- Directed by: Syamsul Yusof
- Screenplay by: Syamsul Yusof
- Story by: Syamsul Yusof
- Produced by: Datuk Yusof Haslam
- Starring: Syamsul Yusof; Liyana Jasmay; Sabrina Ali;
- Cinematography: Omar Ismail
- Edited by: Syamsul Yusof
- Production companies: Skop Productions Grand Brilliance
- Distributed by: Skop Productions
- Release date: January 13, 2011 (Malaysia);
- Country: Malaysia
- Language: Malay
- Budget: MYR 1.50 million
- Box office: MYR 8.08 million

= Khurafat: Perjanjian Syaitan =

2011 film by Syamsul Yusof

Khurafat: Perjanjian Syaitan or simply Khurafat (English: Superstition: The Devil's Pact) is a 2011 Malaysian Malay-language supernatural horror film directed by Syamsul Yusof starring Syamsul himself, Liyana Jasmay and Sabrina Ali as a lead role. The film was released on January 13, 2011, and it was his first horror film. The film also produced a TV series, the Khurafat The Series which was aired on 12 July 2011 at Astro Ria.

==Synopsis==
Tells the forbidden covenant and one of the forms of misappropriation in the Islamic aqidah between humans and demons, something which is deeply prohibited in our holy religion of peace. But man, regardless of the outcome of turning away from Allah, backed by greedy vengeance, was finally drifting with the devil's whisper.
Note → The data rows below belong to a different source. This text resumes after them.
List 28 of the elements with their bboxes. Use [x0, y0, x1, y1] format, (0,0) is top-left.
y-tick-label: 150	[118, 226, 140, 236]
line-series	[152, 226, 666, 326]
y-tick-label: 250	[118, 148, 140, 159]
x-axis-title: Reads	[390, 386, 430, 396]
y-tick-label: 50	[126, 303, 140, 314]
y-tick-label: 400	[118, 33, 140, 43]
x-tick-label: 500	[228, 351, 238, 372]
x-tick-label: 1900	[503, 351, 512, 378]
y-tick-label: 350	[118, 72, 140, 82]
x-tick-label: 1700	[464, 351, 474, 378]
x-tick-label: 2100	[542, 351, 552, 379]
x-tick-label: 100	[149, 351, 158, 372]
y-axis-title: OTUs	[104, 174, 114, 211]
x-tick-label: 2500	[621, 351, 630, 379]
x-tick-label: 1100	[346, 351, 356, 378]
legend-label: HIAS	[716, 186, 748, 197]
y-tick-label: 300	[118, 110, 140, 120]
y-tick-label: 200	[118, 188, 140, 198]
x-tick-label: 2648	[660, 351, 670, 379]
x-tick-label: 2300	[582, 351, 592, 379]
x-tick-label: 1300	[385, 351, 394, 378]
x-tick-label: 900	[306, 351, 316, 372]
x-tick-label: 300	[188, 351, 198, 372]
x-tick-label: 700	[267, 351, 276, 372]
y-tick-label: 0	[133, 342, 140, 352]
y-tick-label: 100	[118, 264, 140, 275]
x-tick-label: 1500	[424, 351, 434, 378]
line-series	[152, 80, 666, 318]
The story begins with Johan, a young man working as a Hospital Assistant. He is married to Aishah. The couple started the marriage alive and happy but unexpectedly the trauma hit the street. They are often disturbed by strange institutions. Various attempts have been made but the disturbance continues. This is terrifying them especially Johan. The presence of an old mystery woman coupled with the emergence of Johan's former girlfriend named Anna who was weird and frightening to add another episode of this couple's trauma.
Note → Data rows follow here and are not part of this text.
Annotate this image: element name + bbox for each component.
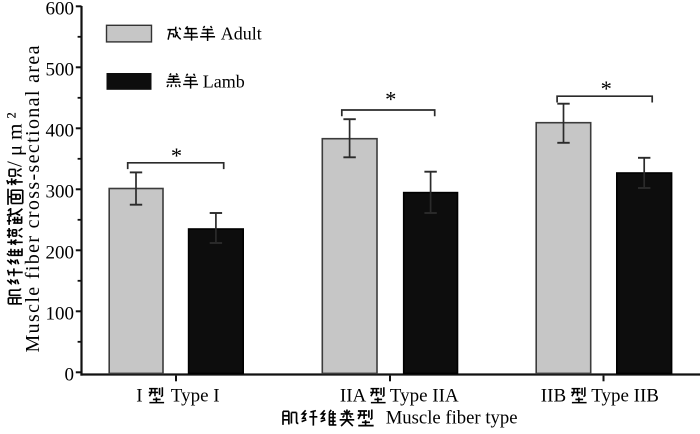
svg-text:*: *	[385, 86, 396, 111]
svg-text:IIB: IIB	[541, 386, 566, 407]
svg-text:300: 300	[46, 181, 75, 202]
svg-text:Type IIB: Type IIB	[591, 386, 659, 407]
svg-text:0: 0	[65, 364, 75, 385]
svg-text:/μm²: /μm²	[3, 107, 27, 167]
svg-text:Type IIA: Type IIA	[390, 386, 459, 407]
svg-text:IIA: IIA	[340, 386, 367, 407]
svg-text:Muscle fiber type: Muscle fiber type	[386, 407, 518, 428]
svg-text:400: 400	[46, 120, 75, 141]
svg-text:*: *	[601, 76, 612, 101]
svg-text:*: *	[171, 143, 182, 168]
svg-text:200: 200	[46, 242, 75, 263]
svg-text:Type I: Type I	[171, 386, 220, 407]
svg-text:600: 600	[46, 0, 75, 19]
svg-text:100: 100	[46, 303, 75, 324]
svg-text:I: I	[136, 386, 142, 407]
svg-text:Muscle fiber cross-sectional a: Muscle fiber cross-sectional area	[22, 44, 44, 352]
svg-text:Adult: Adult	[221, 24, 262, 44]
svg-text:Lamb: Lamb	[203, 71, 245, 91]
svg-text:500: 500	[46, 59, 75, 80]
Anna always interrupts Johan even when Johan is with Aishah. This led to Johan increasingly running. Shortly afterwards, Anna was found dead in suicide. Anna's death was the culmination of strange things that happened in Johan's life. Anna's shadow began to disturb Johan or Aishah. Johan's life is getting depressed. After being caught in a variety of strange events then finally revealed all the mysteries. Johan finally agreed with his past mistakes ... the act of Khurafat practiced now claiming his right and Johan had to pay him for a very high price.

==Cast==
===Main characters===
- Syamsul Yusof as Johan
- Liyana Jasmay as Aishah
- Sabrina Ali as Anna
===Supporting Characters===
- Along Eyzendy as Rosman
- Fauziah Nawi as Johan & Ila mom.
- Huda Ali as Ila
- Mariani Ismail as Aunt Rosnah
- Latiff Borgiba as Bomoh
- Salina Saibi as Zura
- A. Galak as Mr. Aziz
- Ruzaidi Abdul Rahman as Imam Kahar
- Shah Iskandar as Shah
- Iffa Marisha sebagai Iffa
- Izzue Islam as Night Club Visitors

==Reception==
In the four days of the show, the movie Khurafat earned a collection of RM2.5 million, as well as being placed at the top of Malaysian cinema collection charts at the weekend of 13–16 January 2011. The film is still outperforming the national cinema chart in the second week (20-26 January 2011).